More than 500 people were arrested after clashes in Indonesia's capital amid nationwide protests against a raft of divisive reforms -- including banning pre-marital sex and weakening the anti-graft agency — authorities said on Tuesday.
The arrests came after a night of pitched street battles between riot police and stone-throwing protesters — many high school and university students — in Jakarta's sprawling downtown core.
Security forces geared up for more unrest Tuesday as some 575 lawmakers were sworn in at the country's heavily barricaded parliament building.
Protesters run as riot police fire tear gas during a riot following protests in Bandung, Indonesia. Reuters
Since last week, at least two students have died and hundreds more have been injured as a wave of unrest swept across the Southeast Asian archipelago, just weeks before President Joko Widodo kicks off another term as head of the world's third-biggest democracy.
The protests are among the biggest student rallies since mass street demonstrations in 1998 toppled the Suharto dictatorship.
"So far we have detained 519 rioters from yesterday's demonstration," Jakarta police spokesman Argo Yuwono told the media on Tuesday.
"We're questioning them to determine whether or not they are students," he added.
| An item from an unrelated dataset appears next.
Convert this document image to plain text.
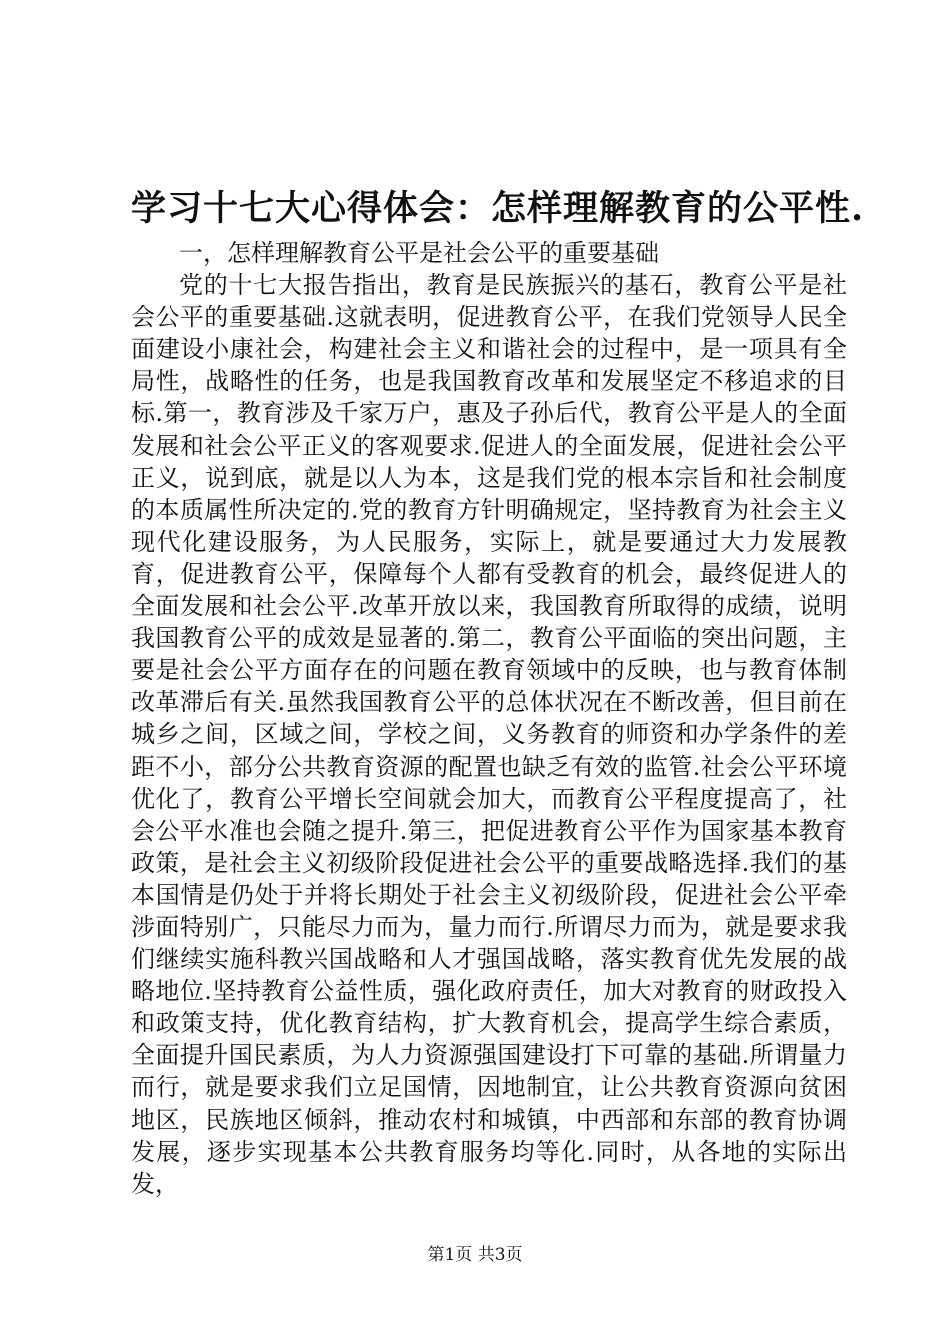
学习十七大心得体会：怎样理解教育的公平性.

一，怎样理解教育公平是社会公平的重要基础

党的十七大报告指出，教育是民族振兴的基石，教育公平是社会公平的重要基础.这就表明，促进教育公平，在我们党领导人民全面建设小康社会，构建社会主义和谐社会的过程中，是一项具有全局性，战略性的任务，也是我国教育改革和发展坚定不移追求的目标.第一，教育涉及千家万户，惠及子孙后代，教育公平是人的全面发展和社会公平正义的客观要求.促进人的全面发展，促进社会公平正义，说到底，就是以人为本，这是我们党的根本宗旨和社会制度的本质属性所决定的.党的教育方针明确规定，坚持教育为社会主义现代化建设服务，为人民服务，实际上，就是要通过大力发展教育，促进教育公平，保障每个人都有受教育的机会，最终促进人的全面发展和社会公平.改革开放以来，我国教育所取得的成绩，说明我国教育公平的成效是显著的.第二，教育公平面临的突出问题，主要是社会公平方面存在的问题在教育领域中的反映，也与教育体制改革滞后有关.虽然我国教育公平的总体状况在不断改善，但目前在城乡之间，区域之间，学校之间，义务教育的师资和办学条件的差距不小，部分公共教育资源的配置也缺乏有效的监管.社会公平环境优化了，教育公平增长空间就会加大，而教育公平程度提高了，社会公平水准也会随之提升.第三，把促进教育公平作为国家基本教育政策，是社会主义初级阶段促进社会公平的重要战略选择.我们的基本国情是仍处于并将长期处于社会主义初级阶段，促进社会公平牵涉面特别广，只能尽力而为，量力而行.所谓尽力而为，就是要求我们继续实施科教兴国战略和人才强国战略，落实教育优先发展的战略地位.坚持教育公益性质，强化政府责任，加大对教育的财政投入和政策支持，优化教育结构，扩大教育机会，提高学生综合素质，全面提升国民素质，为人力资源强国建设打下可靠的基础.所谓量力而行，就是要求我们立足国情，因地制宜，让公共教育资源向贫困地区，民族地区倾斜，推动农村和城镇，中西部和东部的教育协调发展，逐步实现基本公共教育服务均等化.同时，从各地的实际出发，

第1页 共3页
The government has sought to portray the protests as being hijacked by agitators aiming to disrupt the government -- and suggested they were similar to deadly post-election riots that paralysed Jakarta in May.
Indonesian riot police move in on protesters along an elevated road in Jakarta. AFP
National police spokesman Dedi Prasetyo was quoted by local media as saying that police had detained 649 demonstrators from Monday's protests.
Several dozen protesters were injured Monday at rallies in other parts of the country, authorities said.
The demonstrations have been fuelled by a proposed bill that includes dozens of legal changes -- from criminalising pre-marital sex and restricting contraceptive sales, to making it illegal to insult the president and toughening the Muslim-majority country's blasphemy law.
Passage of the reforms has now been delayed, and Widodo has said he would also consider revising a separate bill that critics fear would dilute the powers of Indonesia's corruption-fighting agency.
Some 13 police officers have been questioned and detained over the deaths of two students in riots on Sulawesi island last week. Police have previously denied responsibility.
Students have issued a wide-ranging list of demands including scrapping some criminal-code changes, withdrawing troops from Indonesia's restive Papua region, and halting forest fires in Sumatra and Borneo that unleashed toxic haze across Southeast Asia.
Updating Indonesia's criminal code -- which dates back to the Dutch colonial era -- has been debated for decades, but there was a renewed push this year backed by conservative Islamic groups.
The controversial changes could affect millions of Indonesians, including gay and heterosexual couples who might face jail for having sex outside wedlock, or having an affair.